Thursday 4th. - up early in the wet and glistening dark to catch the first ferry, drive to Glasgow, then a bus crammed with damp Glasgwegians hurrying to work.  Central Station, commuters all scurry and hurry while we have coffee and Danish pastries.  Onto the train, gliding through soaked fields, coffee coloured rivers frothing and boiling over their banks.  Bath at 4, taxi to B&B.  A lovely room, a friendly but somewhat fearsome Polish landlady.  Then into Bath town centre, to get a meal in Sally Lunn's, oldest house in Bath.  Huge buns soaked with garlic butter, juicy chicken and lamb, a cosy atmosphere.

Friday 5th. - off to the Thermae Spa, for the first of two trips - a generous birthday present from Catriona.  An amazing place - shiny modernism housed in Georgian elegance.  The rooftop pool steams beside the spires; the steamrooms, round glass modules scented with lavender, frankinscense, eucalyptus and mint, and a waterfall shower in the middle of the floor; the Minerva pool, where we drifted round the gentle river and chatted amongst the bubbles; then hot chocolate and cake and another trip to the rooftop pool.  Later, round the town in the open top bus, and tea and clotted cream scones and treacle cake in a tiny cafe on Pulteney Bridge, which looks as if it has lost its way and really ought to be in Italy.  Then in the growing dusk, a look in the tiny glittering shops along the bridge and a walk along the river path, past floodlit Bath and trailing willow trees.  And last of all a Nepalese meal in Yak Yeti Yak.

Thursday 4 November 2010

Today it begins!

This is the first page of the story of a year of travel - at least that's the idea.
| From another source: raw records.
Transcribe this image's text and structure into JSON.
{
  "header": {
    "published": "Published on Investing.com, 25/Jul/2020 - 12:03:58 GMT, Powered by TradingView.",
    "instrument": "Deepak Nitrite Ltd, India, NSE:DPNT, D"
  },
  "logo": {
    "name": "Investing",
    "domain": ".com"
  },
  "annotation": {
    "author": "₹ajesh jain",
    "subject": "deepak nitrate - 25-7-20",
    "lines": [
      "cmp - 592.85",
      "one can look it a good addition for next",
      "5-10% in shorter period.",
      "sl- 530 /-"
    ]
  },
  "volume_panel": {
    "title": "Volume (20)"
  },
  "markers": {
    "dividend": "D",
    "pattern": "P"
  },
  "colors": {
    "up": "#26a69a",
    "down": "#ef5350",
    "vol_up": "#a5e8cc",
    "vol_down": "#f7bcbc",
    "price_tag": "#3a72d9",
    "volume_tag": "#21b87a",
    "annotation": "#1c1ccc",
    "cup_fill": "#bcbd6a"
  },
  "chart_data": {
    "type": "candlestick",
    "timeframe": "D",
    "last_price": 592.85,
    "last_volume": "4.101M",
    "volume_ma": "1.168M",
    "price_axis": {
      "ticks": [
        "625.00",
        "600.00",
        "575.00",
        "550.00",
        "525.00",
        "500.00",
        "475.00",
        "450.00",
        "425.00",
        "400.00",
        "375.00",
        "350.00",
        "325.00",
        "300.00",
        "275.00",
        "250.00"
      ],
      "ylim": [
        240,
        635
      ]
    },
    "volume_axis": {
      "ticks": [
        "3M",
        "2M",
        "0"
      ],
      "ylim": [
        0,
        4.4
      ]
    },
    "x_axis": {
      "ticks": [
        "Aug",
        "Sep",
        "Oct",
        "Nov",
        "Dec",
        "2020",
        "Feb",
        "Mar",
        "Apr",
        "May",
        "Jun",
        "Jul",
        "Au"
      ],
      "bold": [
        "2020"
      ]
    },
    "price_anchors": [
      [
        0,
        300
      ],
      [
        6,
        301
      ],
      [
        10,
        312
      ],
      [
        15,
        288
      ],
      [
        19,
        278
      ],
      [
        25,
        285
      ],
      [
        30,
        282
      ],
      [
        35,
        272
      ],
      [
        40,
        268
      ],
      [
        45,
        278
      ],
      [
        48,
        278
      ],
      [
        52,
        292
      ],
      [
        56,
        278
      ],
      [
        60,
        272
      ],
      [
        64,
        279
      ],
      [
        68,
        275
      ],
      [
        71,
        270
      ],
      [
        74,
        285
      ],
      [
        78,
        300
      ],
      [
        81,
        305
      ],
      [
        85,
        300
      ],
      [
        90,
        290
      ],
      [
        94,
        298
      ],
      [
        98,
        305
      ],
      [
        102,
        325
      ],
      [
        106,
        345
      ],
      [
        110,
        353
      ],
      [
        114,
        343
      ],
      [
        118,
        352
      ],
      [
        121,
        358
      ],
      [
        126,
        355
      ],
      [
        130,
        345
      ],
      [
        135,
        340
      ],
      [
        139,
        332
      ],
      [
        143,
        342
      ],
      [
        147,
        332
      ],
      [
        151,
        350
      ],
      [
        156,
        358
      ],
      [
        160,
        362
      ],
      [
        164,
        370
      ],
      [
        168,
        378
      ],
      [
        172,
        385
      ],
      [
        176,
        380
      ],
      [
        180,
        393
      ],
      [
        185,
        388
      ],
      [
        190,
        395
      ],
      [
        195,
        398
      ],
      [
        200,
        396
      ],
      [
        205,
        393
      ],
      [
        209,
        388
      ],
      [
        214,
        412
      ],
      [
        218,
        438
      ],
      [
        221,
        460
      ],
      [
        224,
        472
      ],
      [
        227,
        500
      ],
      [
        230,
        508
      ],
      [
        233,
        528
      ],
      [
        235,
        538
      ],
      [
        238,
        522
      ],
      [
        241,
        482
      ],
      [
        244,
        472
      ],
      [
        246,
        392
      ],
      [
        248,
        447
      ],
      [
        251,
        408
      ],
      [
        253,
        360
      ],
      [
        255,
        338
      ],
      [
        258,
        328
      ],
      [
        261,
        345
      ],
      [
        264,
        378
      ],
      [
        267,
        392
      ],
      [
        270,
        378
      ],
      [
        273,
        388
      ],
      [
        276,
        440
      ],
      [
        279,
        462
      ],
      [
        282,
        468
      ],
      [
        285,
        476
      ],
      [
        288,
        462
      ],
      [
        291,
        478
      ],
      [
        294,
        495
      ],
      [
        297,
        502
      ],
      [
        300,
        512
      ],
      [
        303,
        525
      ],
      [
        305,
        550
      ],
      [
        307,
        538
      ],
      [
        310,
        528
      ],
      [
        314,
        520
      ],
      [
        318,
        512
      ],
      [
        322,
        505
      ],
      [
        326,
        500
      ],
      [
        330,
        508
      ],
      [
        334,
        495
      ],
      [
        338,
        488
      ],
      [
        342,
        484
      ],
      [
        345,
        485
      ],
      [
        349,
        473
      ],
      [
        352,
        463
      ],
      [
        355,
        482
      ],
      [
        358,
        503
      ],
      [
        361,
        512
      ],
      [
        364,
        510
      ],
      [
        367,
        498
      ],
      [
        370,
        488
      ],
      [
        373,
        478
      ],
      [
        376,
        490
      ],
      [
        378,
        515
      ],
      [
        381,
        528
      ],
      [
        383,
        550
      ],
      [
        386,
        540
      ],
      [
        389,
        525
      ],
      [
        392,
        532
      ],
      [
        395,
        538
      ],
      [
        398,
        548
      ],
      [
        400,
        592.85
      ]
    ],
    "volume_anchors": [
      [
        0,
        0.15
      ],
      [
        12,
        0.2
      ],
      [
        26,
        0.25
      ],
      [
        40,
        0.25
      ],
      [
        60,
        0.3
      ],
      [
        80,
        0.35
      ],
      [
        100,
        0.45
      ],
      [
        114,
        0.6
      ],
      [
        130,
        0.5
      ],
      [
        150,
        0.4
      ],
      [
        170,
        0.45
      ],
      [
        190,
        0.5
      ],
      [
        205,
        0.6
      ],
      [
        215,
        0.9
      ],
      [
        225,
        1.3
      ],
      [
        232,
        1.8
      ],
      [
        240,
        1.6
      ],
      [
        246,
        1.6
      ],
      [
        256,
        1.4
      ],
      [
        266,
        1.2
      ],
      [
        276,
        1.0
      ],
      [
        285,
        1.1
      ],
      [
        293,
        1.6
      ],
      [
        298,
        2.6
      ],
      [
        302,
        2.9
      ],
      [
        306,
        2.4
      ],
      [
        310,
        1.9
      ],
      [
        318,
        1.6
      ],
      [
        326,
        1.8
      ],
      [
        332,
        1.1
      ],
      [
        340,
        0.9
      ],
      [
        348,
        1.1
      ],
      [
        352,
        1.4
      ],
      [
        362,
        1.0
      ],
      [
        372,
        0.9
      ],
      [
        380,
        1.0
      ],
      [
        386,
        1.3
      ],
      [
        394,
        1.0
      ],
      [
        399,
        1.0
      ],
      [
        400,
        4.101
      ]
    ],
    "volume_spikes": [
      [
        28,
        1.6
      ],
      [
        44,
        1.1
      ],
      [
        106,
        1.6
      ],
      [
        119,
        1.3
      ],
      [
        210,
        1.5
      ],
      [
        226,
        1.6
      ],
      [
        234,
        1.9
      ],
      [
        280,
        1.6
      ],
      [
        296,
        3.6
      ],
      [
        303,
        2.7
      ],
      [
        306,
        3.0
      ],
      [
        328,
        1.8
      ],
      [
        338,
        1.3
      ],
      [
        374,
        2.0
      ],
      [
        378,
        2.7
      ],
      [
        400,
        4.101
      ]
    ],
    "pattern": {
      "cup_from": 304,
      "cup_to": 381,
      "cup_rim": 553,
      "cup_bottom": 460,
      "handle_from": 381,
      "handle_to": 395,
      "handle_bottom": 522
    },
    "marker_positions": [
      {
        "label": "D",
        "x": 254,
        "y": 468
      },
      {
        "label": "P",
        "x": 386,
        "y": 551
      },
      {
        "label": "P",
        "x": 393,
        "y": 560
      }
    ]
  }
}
It begins with the fact that, at last - and sadly - we've given up the role of island shop keepers.  Long summers of brightly coloured buckets and spades grasped by eager, sandy little hands, myriads of greetings cards in shiny wrappers glistening against the wall, multicoloured bouncy balls that always seemed to escape across the floor, all as the sun threw diamonds across the sea and the Waverley beat her elegant path to the pier.  Or winters, when winds so violent caused our plate glass shop window to creak ominously and salt spray coated it with crystals.  Christmas, when the Christmas tree went up across the road on the crazy golf, and tinsel sparkled and our little nativity scene told its story.

Time to move on.  Time to see the world.  So trips are planned to USA, New Zealand, Australia, India and France.  But today is the first trip, and it's to Bath!